Both farmers and gardeners grow food or plants that need sun, soil and water. Farmers cultivate their crops on a large scale. Gardeners generally grow their crops on a smaller scale. Farmers use more machines, when gardeners do more things by hand.
The definitions of gardening and agriculture are difficult to pigeonhole. The entries in Merriam-Webster describe a garden as a place used to grow fruits and vegetables and a farm as an extension of land used for agriculture but in need of animals. That act of earning money not only by producing, but by selling, determines the difference between gardening and agriculture, also for the USDA and most farmers. Calling someone's farm (with its feminized connotation) a garden, a hobby farm (with its elitist connotation) or a subsistence farm (with its impoverished) can carry a touch of superiority.
At Red Hook West Urban Farm, when someone says, “We're going to the garden, Marvy gently corrects it.

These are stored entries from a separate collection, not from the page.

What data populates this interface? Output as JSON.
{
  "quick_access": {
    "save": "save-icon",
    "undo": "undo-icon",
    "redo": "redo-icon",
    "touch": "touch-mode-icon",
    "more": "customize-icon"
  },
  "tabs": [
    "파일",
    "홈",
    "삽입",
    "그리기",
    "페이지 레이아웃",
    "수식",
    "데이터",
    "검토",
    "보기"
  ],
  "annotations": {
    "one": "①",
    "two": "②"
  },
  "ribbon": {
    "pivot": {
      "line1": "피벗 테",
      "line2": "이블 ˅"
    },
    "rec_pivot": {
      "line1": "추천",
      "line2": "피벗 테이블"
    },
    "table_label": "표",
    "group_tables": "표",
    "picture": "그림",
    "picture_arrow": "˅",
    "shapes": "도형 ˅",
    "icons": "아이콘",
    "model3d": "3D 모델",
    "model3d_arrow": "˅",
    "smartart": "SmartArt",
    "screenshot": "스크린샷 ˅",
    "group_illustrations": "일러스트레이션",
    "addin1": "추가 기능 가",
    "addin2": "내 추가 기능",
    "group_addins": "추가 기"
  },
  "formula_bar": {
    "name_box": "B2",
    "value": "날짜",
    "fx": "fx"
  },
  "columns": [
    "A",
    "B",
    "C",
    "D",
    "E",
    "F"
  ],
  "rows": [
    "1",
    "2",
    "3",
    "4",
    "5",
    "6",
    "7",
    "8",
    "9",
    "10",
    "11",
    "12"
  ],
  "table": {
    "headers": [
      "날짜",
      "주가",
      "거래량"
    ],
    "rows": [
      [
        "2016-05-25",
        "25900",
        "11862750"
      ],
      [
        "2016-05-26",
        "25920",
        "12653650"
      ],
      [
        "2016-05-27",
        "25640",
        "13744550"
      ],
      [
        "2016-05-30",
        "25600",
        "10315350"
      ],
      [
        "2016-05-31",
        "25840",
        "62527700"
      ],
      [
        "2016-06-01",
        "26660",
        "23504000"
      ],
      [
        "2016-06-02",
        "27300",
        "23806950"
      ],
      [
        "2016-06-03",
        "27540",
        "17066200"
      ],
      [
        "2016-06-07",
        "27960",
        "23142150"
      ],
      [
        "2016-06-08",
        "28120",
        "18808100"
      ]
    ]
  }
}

While most farms work hard to be as sustainable as possible, implementing the principles of organic production is much easier in a garden than in a large farm that needs to produce a reliable crop. Now the language changes all the time, and if people want to call the cultivation of vegetables on a very small scale “agriculture” and the grower “farmer”, they have the right to do so. So, affordable vegetables generally mean that someone has figured out how to grow them, not grow them in gardens.
Because plants are treated as individuals, gardens lend themselves to the selection of plants that have the desired characteristics (they resist insects, survive drought, produce good-tasting edible parts). For example, agriculture is the actual act of cultivating fields, cultivating crops and harvesting them. Some people will say that location matters, that if it's in a backyard, it should be a garden, but don't tell Wally Satzewich and Gail Vandersteen, who sold their rural farm after realizing they could make more money growing up in an urban environment. Farms, in general, are planted on a larger scale, the seed is spread on the ground or (now) is drilled in the furrow.
They describe their business, called Wally's Urban Market Garden, as an “subacre urban farm with multiple locations.” No profits, no money even to keep the farm running, let alone to buy food you can't produce, clothing, housing and everything you need. However, for many producers, calling their place of production a farm, no matter how small, no matter what form that production takes, whether they sell at a profit or give away food, is much more than a good business or a smart brand.